Be aware that this process can take some time and large models might consume high amounts of RAM, although this exact code was able to run on a free Google Colab GPU.

Additionally, bitsandbytes also allows users to load a model and distribute its weights between the CPU and GPU. Weights allocated to the CPU remain in float32 and aren't converted to 8-bit. This is designed for users aiming to manage a large model by balancing between GPU and CPU. More information on this topic is available here.

GGML and llama.cpp: Allowing inference on CPU

In the constantly evolving ecosystem of machine learning, GGML has carved a niche for itself. GGML is a C library for machine learning (ML), where the "GG" refers to the initials of its originator (Georgi Gerganov).

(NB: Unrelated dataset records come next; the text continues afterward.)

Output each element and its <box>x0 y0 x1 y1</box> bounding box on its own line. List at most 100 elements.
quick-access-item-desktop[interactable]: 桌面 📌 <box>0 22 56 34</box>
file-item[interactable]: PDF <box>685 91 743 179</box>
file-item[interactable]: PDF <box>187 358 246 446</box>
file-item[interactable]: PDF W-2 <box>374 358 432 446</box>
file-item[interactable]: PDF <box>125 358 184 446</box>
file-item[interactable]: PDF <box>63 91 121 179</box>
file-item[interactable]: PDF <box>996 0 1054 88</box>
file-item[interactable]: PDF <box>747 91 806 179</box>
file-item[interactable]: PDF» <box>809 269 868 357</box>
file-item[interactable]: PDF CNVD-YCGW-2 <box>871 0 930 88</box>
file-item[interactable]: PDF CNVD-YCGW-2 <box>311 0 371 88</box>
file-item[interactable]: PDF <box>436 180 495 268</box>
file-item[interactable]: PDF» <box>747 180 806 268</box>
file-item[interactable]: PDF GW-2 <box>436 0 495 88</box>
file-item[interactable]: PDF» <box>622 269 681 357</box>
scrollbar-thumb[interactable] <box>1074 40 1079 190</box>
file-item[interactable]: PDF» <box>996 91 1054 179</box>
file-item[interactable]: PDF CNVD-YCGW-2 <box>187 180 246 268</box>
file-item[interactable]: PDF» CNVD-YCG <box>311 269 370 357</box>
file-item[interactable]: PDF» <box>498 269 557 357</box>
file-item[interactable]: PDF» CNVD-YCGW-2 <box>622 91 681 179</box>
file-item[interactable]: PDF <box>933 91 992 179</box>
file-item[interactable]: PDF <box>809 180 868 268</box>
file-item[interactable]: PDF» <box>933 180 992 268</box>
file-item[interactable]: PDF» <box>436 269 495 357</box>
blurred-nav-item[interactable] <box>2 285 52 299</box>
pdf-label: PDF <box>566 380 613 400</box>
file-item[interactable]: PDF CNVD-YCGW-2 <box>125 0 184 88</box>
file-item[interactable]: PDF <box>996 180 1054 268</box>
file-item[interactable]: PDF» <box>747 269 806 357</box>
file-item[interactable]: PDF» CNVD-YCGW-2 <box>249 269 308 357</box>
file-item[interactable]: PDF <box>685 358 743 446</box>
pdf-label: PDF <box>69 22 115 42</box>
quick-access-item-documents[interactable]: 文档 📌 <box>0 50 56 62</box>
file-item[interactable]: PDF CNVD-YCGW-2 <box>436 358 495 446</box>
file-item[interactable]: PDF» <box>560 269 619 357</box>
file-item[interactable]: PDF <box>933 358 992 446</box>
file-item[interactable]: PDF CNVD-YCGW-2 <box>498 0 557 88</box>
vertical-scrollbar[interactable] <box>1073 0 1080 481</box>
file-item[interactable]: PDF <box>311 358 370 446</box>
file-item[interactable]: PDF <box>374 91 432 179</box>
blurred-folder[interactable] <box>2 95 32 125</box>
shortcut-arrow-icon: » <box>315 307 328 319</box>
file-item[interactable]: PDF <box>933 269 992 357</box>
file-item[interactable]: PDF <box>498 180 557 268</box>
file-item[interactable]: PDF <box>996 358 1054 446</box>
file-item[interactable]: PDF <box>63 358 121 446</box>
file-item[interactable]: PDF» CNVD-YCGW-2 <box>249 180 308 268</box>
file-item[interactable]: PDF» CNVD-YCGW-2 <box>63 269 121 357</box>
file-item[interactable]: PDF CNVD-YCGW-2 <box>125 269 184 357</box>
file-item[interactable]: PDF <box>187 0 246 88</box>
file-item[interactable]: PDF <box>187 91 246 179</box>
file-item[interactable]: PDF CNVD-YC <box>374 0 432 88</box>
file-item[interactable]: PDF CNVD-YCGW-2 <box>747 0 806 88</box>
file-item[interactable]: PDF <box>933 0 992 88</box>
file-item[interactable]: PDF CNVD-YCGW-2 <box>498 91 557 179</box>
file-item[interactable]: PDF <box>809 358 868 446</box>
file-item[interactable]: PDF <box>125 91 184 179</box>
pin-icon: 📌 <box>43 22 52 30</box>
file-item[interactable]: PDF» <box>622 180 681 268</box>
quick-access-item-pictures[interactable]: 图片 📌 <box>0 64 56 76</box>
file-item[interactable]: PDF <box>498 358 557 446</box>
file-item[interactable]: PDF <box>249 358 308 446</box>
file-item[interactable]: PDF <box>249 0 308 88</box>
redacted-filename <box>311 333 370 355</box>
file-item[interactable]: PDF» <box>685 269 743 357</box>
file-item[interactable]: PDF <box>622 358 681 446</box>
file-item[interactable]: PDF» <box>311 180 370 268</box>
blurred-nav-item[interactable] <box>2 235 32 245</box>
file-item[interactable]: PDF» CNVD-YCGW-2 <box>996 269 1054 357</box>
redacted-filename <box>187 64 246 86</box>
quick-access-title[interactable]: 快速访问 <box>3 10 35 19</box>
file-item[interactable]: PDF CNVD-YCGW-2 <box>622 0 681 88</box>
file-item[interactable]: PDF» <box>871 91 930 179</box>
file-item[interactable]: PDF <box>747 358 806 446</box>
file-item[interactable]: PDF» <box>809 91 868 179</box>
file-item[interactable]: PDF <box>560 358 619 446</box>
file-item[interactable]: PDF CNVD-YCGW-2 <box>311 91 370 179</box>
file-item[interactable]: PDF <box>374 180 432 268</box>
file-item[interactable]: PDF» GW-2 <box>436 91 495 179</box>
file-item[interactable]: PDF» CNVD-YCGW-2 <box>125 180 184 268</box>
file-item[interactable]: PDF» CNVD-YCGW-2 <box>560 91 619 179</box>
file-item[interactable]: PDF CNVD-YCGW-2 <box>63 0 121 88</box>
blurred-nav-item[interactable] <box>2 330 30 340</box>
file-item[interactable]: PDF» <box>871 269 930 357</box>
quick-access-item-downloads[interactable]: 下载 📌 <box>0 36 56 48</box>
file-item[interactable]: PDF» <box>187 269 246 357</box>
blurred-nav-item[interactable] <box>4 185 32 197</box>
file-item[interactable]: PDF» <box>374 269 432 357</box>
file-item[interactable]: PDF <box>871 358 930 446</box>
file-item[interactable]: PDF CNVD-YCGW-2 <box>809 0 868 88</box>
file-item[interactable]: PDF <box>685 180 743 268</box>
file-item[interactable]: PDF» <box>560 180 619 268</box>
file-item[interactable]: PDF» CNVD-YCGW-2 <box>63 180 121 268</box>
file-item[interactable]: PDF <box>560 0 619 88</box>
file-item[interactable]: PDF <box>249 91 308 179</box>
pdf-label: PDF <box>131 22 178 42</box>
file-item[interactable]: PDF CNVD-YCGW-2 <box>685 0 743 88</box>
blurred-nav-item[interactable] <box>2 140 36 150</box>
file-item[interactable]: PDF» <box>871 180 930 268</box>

The library's distinctive edge lay in its proprietary binary format which offered a method to distribute LLMs, setting it apart from other standard formats. A noteworthy progression is the transition from the GGML format to GGUF, which supports the use of non-llama models.The GGUF format was tailored to be extensible and future-proof, all while being much lighter on the RAM requirements for quantization.

It was meticulously crafted to work seamlessly with the llama.cpp library, ensuring that practitioners can harness the power of LLMs efficiently. The main goal of the llama.cpp library is allowing the use of LLaMA models using 4-bit integer quantization on a MacBook.

One of GGML's primary functions was to facilitate the loading of GGML models and executing them on a CPU. Although nowadays it also allows the offload certain layers onto a GPU. This enhancement not only accelerated inference speeds but also provided a workaround for LLMs that were too expansive for an average VRAM.

Recent reports also available on the llama.cpp repository suggest that this technique enabled a 180B Falcon model to operate inference on a Mac M2 Ultra. This significant milestone showcases the power of quantization in making large language models accessible on consumer-available hardware.

Quantizing a LLM from Hugging Face to GGUF for inference on a CPU can require some more lines of code, so here is a notebook of how to do it step-by-step. Alternatively, one can use this script from llama.cpp to easily quantize any Hugging Face model.

Final Thoughts

Quantization has revolutionized the way we perceive and utilize LLMs. By compacting colossal models like LLaMA-30B to fit everyday devices, it has essentially democratized access to artificial intelligence. This breakthrough ensures that users don't have to compromise performance for size, allowing for swift and efficient language processing even on consumer-grade hardware.

It's truly a testament to the ingenuity of the LLM community that solutions like these continue to emerge, bridging the gap between advanced AI and the everyday user. As technology continually evolves, it's exciting to imagine what the future holds.